Lack of meaningful Relationships

When we over-prioritize metrics, that which can’t be measured gets neglected, including relationships. The quality of the connection between a child and their teacher can’t be quantified.

Students in the United States across all grade levels are really hungry for meaningful adult relationships. I think a lot of them love their teachers but can’t get the level of attention they want from them. This is not the teacher’s fault; this is the system that we created,” says the author of a book describing tutoring as the future of education.

With frequent exposure to illness (made worse when school systems pressure kids to attend school sick) in poorly ventilated classrooms, teachers have high rates of illness. This can lead to endless cycles of substitute teachers, further eroding chances for close relationships.
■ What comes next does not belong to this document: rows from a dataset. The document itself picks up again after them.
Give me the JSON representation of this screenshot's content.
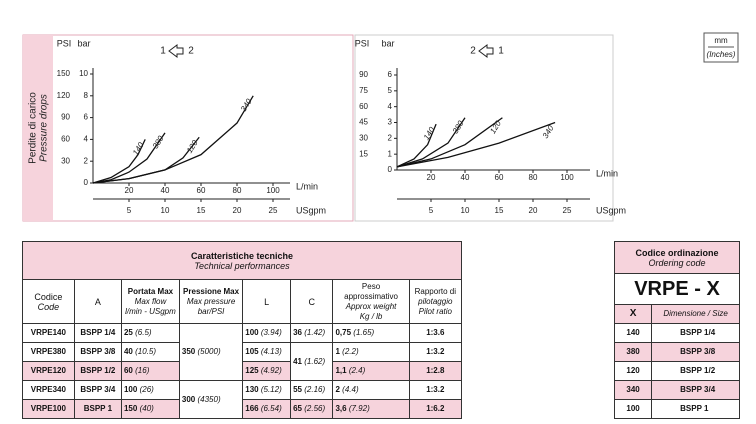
{
  "chart_data": [
    {
      "type": "line",
      "title": "Perdite di carico",
      "subtitle": "Pressure drops",
      "annotations": [
        "1",
        "2"
      ],
      "ylabel": "bar",
      "y2label": "PSI",
      "xlabel": "L/min",
      "x2label": "USgpm",
      "xlim": [
        0,
        100
      ],
      "xticks": [
        20,
        40,
        60,
        80,
        100
      ],
      "x2lim": [
        0,
        25
      ],
      "x2ticks": [
        5,
        10,
        15,
        20,
        25
      ],
      "ylim": [
        0,
        10
      ],
      "yticks": [
        0,
        2,
        4,
        6,
        8,
        10
      ],
      "y2lim": [
        0,
        150
      ],
      "y2ticks": [
        30,
        60,
        90,
        120,
        150
      ],
      "series": [
        {
          "name": "140",
          "color": "#111111",
          "x": [
            0,
            10,
            20,
            25,
            29
          ],
          "values": [
            0,
            0.5,
            1.5,
            2.6,
            4
          ]
        },
        {
          "name": "380",
          "color": "#111111",
          "x": [
            0,
            10,
            20,
            30,
            40
          ],
          "values": [
            0,
            0.3,
            1,
            2.2,
            4.6
          ]
        },
        {
          "name": "120",
          "color": "#111111",
          "x": [
            0,
            20,
            40,
            50,
            59
          ],
          "values": [
            0,
            0.4,
            1.2,
            2.3,
            4.2
          ]
        },
        {
          "name": "340",
          "color": "#111111",
          "x": [
            0,
            20,
            40,
            60,
            80,
            89
          ],
          "values": [
            0,
            0.4,
            1.2,
            2.6,
            5.5,
            8
          ]
        }
      ]
    },
    {
      "type": "line",
      "annotations": [
        "2",
        "1"
      ],
      "ylabel": "bar",
      "y2label": "PSI",
      "xlabel": "L/min",
      "x2label": "USgpm",
      "xlim": [
        0,
        100
      ],
      "xticks": [
        20,
        40,
        60,
        80,
        100
      ],
      "x2lim": [
        0,
        25
      ],
      "x2ticks": [
        5,
        10,
        15,
        20,
        25
      ],
      "ylim": [
        0,
        6
      ],
      "yticks": [
        0,
        1,
        2,
        3,
        4,
        5,
        6
      ],
      "y2lim": [
        0,
        90
      ],
      "y2ticks": [
        15,
        30,
        45,
        60,
        75,
        90
      ],
      "series": [
        {
          "name": "140",
          "color": "#111111",
          "x": [
            0,
            10,
            18,
            23
          ],
          "values": [
            0.2,
            0.7,
            1.6,
            2.9
          ]
        },
        {
          "name": "380",
          "color": "#111111",
          "x": [
            0,
            15,
            30,
            40
          ],
          "values": [
            0.2,
            0.7,
            1.7,
            3.3
          ]
        },
        {
          "name": "120",
          "color": "#111111",
          "x": [
            0,
            20,
            40,
            62
          ],
          "values": [
            0.2,
            0.7,
            1.6,
            3.3
          ]
        },
        {
          "name": "340",
          "color": "#111111",
          "x": [
            0,
            30,
            60,
            93
          ],
          "values": [
            0.2,
            0.8,
            1.7,
            3
          ]
        }
      ]
    }
  ],
  "units": {
    "top": "mm",
    "bottom": "(Inches)"
  },
  "performance_table": {
    "title": "Caratteristiche tecniche",
    "subtitle": "Technical performances",
    "headers": [
      [
        "Codice",
        "Code"
      ],
      [
        "A"
      ],
      [
        "Portata Max",
        "Max flow",
        "l/min - USgpm"
      ],
      [
        "Pressione Max",
        "Max pressure",
        "bar/PSI"
      ],
      [
        "L"
      ],
      [
        "C"
      ],
      [
        "Peso approssimativo",
        "Approx weight",
        "Kg / lb"
      ],
      [
        "Rapporto di",
        "pilotaggio",
        "Pilot ratio"
      ]
    ],
    "rows": [
      [
        "VRPE140",
        "BSPP 1/4",
        [
          "25",
          "(6.5)"
        ],
        [
          "350",
          "(5000)"
        ],
        [
          "100",
          "(3.94)"
        ],
        [
          "36",
          "(1.42)"
        ],
        [
          "0,75",
          "(1.65)"
        ],
        "1:3.6"
      ],
      [
        "VRPE380",
        "BSPP 3/8",
        [
          "40",
          "(10.5)"
        ],
        [
          "105",
          "(4.13)"
        ],
        [
          "41",
          "(1.62)"
        ],
        [
          "1",
          "(2.2)"
        ],
        "1:3.2"
      ],
      [
        "VRPE120",
        "BSPP 1/2",
        [
          "60",
          "(16)"
        ],
        [
          "125",
          "(4.92)"
        ],
        [
          "1,1",
          "(2.4)"
        ],
        "1:2.8"
      ],
      [
        "VRPE340",
        "BSPP 3/4",
        [
          "100",
          "(26)"
        ],
        [
          "300",
          "(4350)"
        ],
        [
          "130",
          "(5.12)"
        ],
        [
          "55",
          "(2.16)"
        ],
        [
          "2",
          "(4.4)"
        ],
        "1:3.2"
      ],
      [
        "VRPE100",
        "BSPP 1",
        [
          "150",
          "(40)"
        ],
        [
          "166",
          "(6.54)"
        ],
        [
          "65",
          "(2.56)"
        ],
        [
          "3,6",
          "(7.92)"
        ],
        "1:6.2"
      ]
    ]
  },
  "ordering_table": {
    "title": "Codice ordinazione",
    "subtitle": "Ordering code",
    "code": "VRPE - X",
    "headers": [
      "X",
      "Dimensione / Size"
    ],
    "rows": [
      [
        "140",
        "BSPP 1/4"
      ],
      [
        "380",
        "BSPP 3/8"
      ],
      [
        "120",
        "BSPP 1/2"
      ],
      [
        "340",
        "BSPP 3/4"
      ],
      [
        "100",
        "BSPP 1"
      ]
    ]
  }
}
Many AI products are pitched as substitutes for humans. But that has never been our approach with fast.ai. Since the start we’ve kept humans at the center of the technology we build and of how we approach education. Our students and alumni love the community of the online forums and discord server and of in-person meetups they’ve created around working through the courses together.

Moving Forward

Too many people romanticize the past and the experience of analog school. Getting kids off screens isn’t necessarily going to improve their lives– particularly if they are only reading dull passages in basel textbook readers, if they are endlessly drilled on detached tasks, or if their teachers are constrained against including creative, open-ended activities.

At the same time, many AI education approaches are exacerbating the problems created by the tyranny of metrics: doubling down on trying to quantify everything, working only with discrete decomposable units, or discounting the value of human relationships.

My experiences helping build the fast.ai community and homeschooling my daughter have shown me that technology, education, and human connection can be combined in powerful ways. In the most recent How to Solve It with Code fast.ai course, students particularly enjoyed ShareIt, the channel where they shared and commented on each other’s creations. There was no set theme, and the projects they shared varied greatly in purpose and style. Learning, building with creativity, and then sharing what you’ve learnt and built with others are essential parts of being human.